Lise Demers contre le culte du jetable

L’auteure signe un rare roman social considérant les personnes en situation d’itinérance avec une réelle compassion.
Photo: Annik MH de Carufel Le Devoir L’auteure signe un rare roman social considérant les personnes en situation d’itinérance avec une réelle compassion.

Parce qu’il fait bon au printemps se délester de ce qui encombre le sous-sol, les Québécois laissent présentement à la rue, empilés pêle-mêle, des objets de toutes sortes. Autrement dit : c’est la saison des grosses poubelles, ou de ce qu’il convient poliment d’appeler la « collecte des résidus encombrants ». Une balade en voiture dans un quartier de classe moyenne-élevée vous permettra de constater à quel point le mot « déchet » ne définit pas la même chose partout. L’anthropologue du détritus vous le confirmera : en Occident, on jette avec la même frénésie que l’on consomme.

Olga se définit comme une glaneuse. Vos ordures, c’est son trésor. La vieille dame russe, ayant fui la guerre pour la clémence du ciel montréalais, initie bientôt à sa fructueuse pratique Denise Lavallée, femme à la dérive de 45 ans qui avait jusque-là vécu « à l’intérieur du système », et non dans sa marge.

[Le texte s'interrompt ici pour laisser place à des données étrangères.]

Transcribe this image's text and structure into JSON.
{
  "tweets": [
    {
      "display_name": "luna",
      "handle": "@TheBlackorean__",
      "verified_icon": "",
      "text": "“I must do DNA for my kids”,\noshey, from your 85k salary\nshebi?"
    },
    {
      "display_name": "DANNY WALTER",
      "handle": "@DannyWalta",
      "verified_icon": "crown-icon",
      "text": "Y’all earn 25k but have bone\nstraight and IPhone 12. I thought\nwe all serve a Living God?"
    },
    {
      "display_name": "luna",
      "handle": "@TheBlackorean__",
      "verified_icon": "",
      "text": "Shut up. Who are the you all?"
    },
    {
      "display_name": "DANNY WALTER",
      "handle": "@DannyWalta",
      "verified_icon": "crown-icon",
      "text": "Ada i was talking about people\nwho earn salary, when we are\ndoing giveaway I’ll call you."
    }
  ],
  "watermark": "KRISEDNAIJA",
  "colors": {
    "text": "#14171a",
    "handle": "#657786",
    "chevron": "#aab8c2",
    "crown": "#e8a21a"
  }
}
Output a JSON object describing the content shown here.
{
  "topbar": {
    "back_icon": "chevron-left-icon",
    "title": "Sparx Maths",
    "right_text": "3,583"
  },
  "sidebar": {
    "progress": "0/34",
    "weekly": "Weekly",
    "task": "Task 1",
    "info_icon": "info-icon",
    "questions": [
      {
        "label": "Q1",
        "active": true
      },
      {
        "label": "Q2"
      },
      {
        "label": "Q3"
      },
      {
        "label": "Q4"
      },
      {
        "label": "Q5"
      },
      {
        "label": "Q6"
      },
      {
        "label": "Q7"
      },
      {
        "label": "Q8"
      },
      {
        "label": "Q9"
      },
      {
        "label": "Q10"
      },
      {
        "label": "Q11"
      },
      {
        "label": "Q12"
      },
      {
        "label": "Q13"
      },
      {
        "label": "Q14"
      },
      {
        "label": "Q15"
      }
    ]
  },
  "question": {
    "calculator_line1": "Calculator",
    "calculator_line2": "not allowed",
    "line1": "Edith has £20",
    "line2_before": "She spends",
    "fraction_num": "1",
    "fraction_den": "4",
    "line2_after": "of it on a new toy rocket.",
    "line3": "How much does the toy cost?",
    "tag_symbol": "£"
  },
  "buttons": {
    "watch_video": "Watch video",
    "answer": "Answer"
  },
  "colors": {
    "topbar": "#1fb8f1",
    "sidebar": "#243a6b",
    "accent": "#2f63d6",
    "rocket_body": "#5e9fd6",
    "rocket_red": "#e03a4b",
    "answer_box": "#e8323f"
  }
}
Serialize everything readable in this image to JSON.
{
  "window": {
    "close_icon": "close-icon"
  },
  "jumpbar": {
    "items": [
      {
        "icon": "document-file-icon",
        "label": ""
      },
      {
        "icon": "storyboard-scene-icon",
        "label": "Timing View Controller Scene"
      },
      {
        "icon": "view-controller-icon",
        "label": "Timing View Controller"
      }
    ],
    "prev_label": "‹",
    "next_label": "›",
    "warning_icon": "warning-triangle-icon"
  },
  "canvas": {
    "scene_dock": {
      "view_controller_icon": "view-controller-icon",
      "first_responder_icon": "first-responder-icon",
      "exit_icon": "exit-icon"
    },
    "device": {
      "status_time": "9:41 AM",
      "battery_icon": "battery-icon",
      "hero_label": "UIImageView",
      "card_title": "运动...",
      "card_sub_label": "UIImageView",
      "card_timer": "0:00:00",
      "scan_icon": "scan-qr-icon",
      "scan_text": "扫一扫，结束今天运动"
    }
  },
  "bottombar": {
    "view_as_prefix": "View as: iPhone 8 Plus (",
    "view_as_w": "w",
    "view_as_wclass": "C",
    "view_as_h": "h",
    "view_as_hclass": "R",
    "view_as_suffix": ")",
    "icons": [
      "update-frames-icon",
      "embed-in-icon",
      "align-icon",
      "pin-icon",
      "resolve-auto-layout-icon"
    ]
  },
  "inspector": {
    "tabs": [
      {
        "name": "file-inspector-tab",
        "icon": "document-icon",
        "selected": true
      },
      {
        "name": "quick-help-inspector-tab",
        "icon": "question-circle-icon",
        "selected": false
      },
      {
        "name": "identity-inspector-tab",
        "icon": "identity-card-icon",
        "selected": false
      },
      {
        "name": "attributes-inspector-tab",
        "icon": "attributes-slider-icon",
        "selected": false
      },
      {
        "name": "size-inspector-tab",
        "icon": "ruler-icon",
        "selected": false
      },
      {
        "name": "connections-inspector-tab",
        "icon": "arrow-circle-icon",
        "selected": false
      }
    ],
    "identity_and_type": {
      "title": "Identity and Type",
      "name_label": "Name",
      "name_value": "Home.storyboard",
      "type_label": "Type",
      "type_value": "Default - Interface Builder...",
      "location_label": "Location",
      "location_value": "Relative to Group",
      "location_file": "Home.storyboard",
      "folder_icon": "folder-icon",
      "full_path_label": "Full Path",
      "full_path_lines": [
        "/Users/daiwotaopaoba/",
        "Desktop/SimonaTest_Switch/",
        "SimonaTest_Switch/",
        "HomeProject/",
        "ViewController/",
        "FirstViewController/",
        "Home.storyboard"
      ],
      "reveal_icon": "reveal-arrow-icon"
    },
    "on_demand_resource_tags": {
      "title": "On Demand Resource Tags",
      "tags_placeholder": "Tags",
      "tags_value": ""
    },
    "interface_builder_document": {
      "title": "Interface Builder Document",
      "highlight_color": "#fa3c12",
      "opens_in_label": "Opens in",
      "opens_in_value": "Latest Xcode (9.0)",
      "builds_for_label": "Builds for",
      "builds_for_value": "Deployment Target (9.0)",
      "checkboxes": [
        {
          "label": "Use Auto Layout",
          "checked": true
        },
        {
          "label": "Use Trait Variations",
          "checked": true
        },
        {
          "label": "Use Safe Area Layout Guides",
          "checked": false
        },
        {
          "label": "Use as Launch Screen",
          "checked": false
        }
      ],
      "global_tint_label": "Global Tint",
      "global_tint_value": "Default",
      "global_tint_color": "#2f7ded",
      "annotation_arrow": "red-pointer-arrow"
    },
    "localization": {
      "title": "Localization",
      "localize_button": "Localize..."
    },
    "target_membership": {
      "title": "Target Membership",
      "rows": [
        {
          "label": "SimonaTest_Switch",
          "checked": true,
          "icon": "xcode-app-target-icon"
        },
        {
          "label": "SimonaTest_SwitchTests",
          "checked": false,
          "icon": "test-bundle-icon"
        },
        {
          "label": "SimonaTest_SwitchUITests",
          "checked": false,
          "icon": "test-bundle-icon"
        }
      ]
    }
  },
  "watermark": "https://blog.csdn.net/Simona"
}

« Elles revinrent en ville lourdement chargées de trophées inimaginables », écrit Lise Demers dans Gueusaille, roman imaginé autour de l’amitié improbable entre ces deux paumées, qui cueillent dans les bennes à ordures des bouées auxquelles s’accrocher. « Incroyable, les objets qu’elles pouvaient dégoter en bon état, parfois neufs de l’année précédente, ou défraîchis à peine ! »

Au coeur de la crise du verglas de 1998, elles rencontrent pendant une chasse au bois de chauffage François, lui aussi à la dérive après une rupture affreuse. Ils s’installeront bientôt tous dans un camp de fortune sur le bord de l’eau, à Rawdon.

L’humanité en deux clans

Scénario désormais trop familier dans notre actualité : « La compagnie avait menacé de déclarer faillite et obtenu des millions des gouvernements. Deux ans plus tard, elle n’en fermait pas moins plusieurs usines et licenciait sept mille deux cents travailleurs. » Parmi ces employés licenciés : Denise Lavallée.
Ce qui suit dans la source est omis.